O jornalista desportivo português é um bicho estranho. Ele sabe de tudo o que se passa no mesmo mas, por ordens superiores e instinto de sobrevivência, tem de fingir que nada sabe. Ele tem de escrever loas ao Porto, ainda que ele saiba que o Porto é o principal beneficiado - mas de muito, muito longe. Ele vê que os penáltis a favor do Porto muitos deles são dúbios e que lances iguais nunca são assinalados a favor dos restantes clubes mas ele tem de dizer que "a vitória por 1-0 de penálti foi o resultado justo, tal foi a torrente ofensiva dos dragões".
Ele sabe que, nos momentos cruciais, o Porto leva o empurrão que o deixa quase sempre com as taças na mão mas ele não pode deixar de escrever que "estes títulos são a consequência de 30 anos de competência". Ele nunca viu o Benfica ganhar um jogo no Porto com um golo em fora-de-jogo, mas ele lá vai ter de dizer que "um lance não resolve jogos". Ele estranha que Sporting e Benfica nunca possam resolver aqueles encontros bloqueados com um penaltizinho em cima da hora, meio dúbio, ou, como na semana passada, fora da área e com o atacante do Porto a puxar a camisola do defesa adversário - ele nunca viu tal coisa. Ou se viu, foi uma vez, há muito tempo, e provavelmente num amigável ou na Taça de Portugal contra uma equipa fraca.
Ele leva os cafés aos senhores que mandam nele e ele às vezes, por ressaca, está meio fora da realidade e meio naquela neblina de cansaço e álcool e pergunta, inocentemente: "mas ó xôr director, a gente não investiga?", "a gente sabe que isto não é igual para todos, toda a gente que anda nisto há 30 e tal anos conhece o que se passa, não há forma de ajudarmos a limpar o futebol desta gente?". Pobre do sonhador, que no dia a seguir já tem lá uma cartinha em cima do portártil: "ou deixas-te de merdas ou amanhã podes ficar a dormir".

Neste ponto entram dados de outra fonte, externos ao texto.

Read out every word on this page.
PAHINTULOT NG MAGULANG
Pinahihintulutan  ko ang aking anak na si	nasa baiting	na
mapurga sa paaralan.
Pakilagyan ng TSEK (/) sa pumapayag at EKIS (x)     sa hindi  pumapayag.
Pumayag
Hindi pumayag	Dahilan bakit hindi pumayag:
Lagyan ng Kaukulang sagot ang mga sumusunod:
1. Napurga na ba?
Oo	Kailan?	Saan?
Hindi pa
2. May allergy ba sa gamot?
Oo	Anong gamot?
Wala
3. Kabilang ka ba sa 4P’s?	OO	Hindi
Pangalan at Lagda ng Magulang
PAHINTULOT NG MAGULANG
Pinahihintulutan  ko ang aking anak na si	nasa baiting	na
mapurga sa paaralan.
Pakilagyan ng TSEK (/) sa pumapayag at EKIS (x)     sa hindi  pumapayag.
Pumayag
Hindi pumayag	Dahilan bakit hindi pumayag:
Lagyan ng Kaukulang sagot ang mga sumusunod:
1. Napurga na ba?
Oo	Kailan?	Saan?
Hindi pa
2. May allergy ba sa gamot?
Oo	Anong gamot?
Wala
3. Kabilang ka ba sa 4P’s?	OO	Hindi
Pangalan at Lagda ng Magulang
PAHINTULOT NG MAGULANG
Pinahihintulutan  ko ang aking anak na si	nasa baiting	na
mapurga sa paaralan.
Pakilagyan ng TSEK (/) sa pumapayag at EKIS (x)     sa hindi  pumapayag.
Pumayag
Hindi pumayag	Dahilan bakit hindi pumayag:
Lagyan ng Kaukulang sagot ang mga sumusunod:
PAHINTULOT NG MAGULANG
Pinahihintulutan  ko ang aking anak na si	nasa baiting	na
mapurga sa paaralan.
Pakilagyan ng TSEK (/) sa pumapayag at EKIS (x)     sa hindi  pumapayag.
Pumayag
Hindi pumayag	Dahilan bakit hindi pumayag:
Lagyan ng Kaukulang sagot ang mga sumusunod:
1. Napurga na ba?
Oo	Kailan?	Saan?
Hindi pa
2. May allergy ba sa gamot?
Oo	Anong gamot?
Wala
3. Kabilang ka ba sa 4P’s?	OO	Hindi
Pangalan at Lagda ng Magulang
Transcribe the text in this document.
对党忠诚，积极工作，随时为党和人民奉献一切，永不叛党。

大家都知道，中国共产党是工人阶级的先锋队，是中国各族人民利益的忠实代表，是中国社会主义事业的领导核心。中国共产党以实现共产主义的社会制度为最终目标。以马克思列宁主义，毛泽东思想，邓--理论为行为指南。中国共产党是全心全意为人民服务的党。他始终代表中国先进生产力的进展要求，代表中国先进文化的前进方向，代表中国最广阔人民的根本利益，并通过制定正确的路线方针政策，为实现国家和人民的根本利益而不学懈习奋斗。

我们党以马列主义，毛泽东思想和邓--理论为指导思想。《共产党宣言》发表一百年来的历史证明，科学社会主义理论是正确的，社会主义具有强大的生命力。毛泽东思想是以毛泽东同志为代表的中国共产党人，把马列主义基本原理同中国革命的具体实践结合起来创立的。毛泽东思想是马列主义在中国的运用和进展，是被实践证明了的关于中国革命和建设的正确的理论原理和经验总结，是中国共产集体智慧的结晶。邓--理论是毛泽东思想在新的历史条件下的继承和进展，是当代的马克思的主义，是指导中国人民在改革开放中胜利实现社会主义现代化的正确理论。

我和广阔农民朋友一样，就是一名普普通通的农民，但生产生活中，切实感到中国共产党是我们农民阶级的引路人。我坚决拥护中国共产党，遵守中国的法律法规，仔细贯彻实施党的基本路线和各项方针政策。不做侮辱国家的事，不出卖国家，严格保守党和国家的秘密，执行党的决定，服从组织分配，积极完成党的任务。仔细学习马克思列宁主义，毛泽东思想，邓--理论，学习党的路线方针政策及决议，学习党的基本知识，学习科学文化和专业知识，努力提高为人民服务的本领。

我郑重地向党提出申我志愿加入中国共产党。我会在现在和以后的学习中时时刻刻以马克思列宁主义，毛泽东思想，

O jornalista desportivo português escuda-se com a Lei: "isso é coisa para juízes, nós não temos obrigação de julgar em praça pública". Pois não. Mas devias ter a obrigação - e até o prazer, e até a vontade, e até a decência - de querer saber e divulgar a verdade e não este lamacento atirar areia para os olhos dos outros, como se vivêssemos num mundo de cegos em que só passando as mãos pelas notícias podíamos saber e viver a realidade.
Eu quero lá saber se as escutas não são legítimas nos tribunais, caralho. Eu quero é saber o que elas demonstram e quero que tu e os teus amigos jornalistas vão atrás daquilo que elas dizem e não se elas são aceites ou não em julgamento. Que jornalismo de merda é este que se acanha perante as hipócritas e desviantes formas de evitar a verdade que os dirigentes executam nem sequer com tão grande qualidade artística? Onde vivem as vossas consciências, o vosso brio, as vossas entranhas? Perdidas entre favores e gestos de assentimento com a cabecinha olhando para o chão.
Não têm clube, mas gostam de futebol. Têm um trabalho que envolve maioritariamente um desporto específico, dizem-se amantes do futebol, adoram citar Nelson Rodrigues ou Valdano, mostram-se tão cultos e tão defensores da pureza e arte e génio e transcendência do desporto na sua forma mais primária e depois dizem-nos que não têm clube, que não sabem de nada, que não viram nada, que desconhecem como chegaram até aqui - se de gaivota, andorinha ou cegonha. Que o mundo vos é estranho, que não o entendem. Que, no dia a seguir ao Guardiola se despedir do Barcelona, nem sequer estavam na redacção quando alguém, provavelmente agarrado a um leitão e dois javalis, decidiu esta nojeira de primeira página.
Porque são todos muito puros, não têm provas de nada. Eles amam o futebol. Por eles, se fosse por eles, ai se me deixassem, agarrem-meagoraqueuvoumaeles, isto só lá vai com uma limpeza, estive quase quase para, ou muito me engano ou.
Cortem as asas. Comprem uns colhões.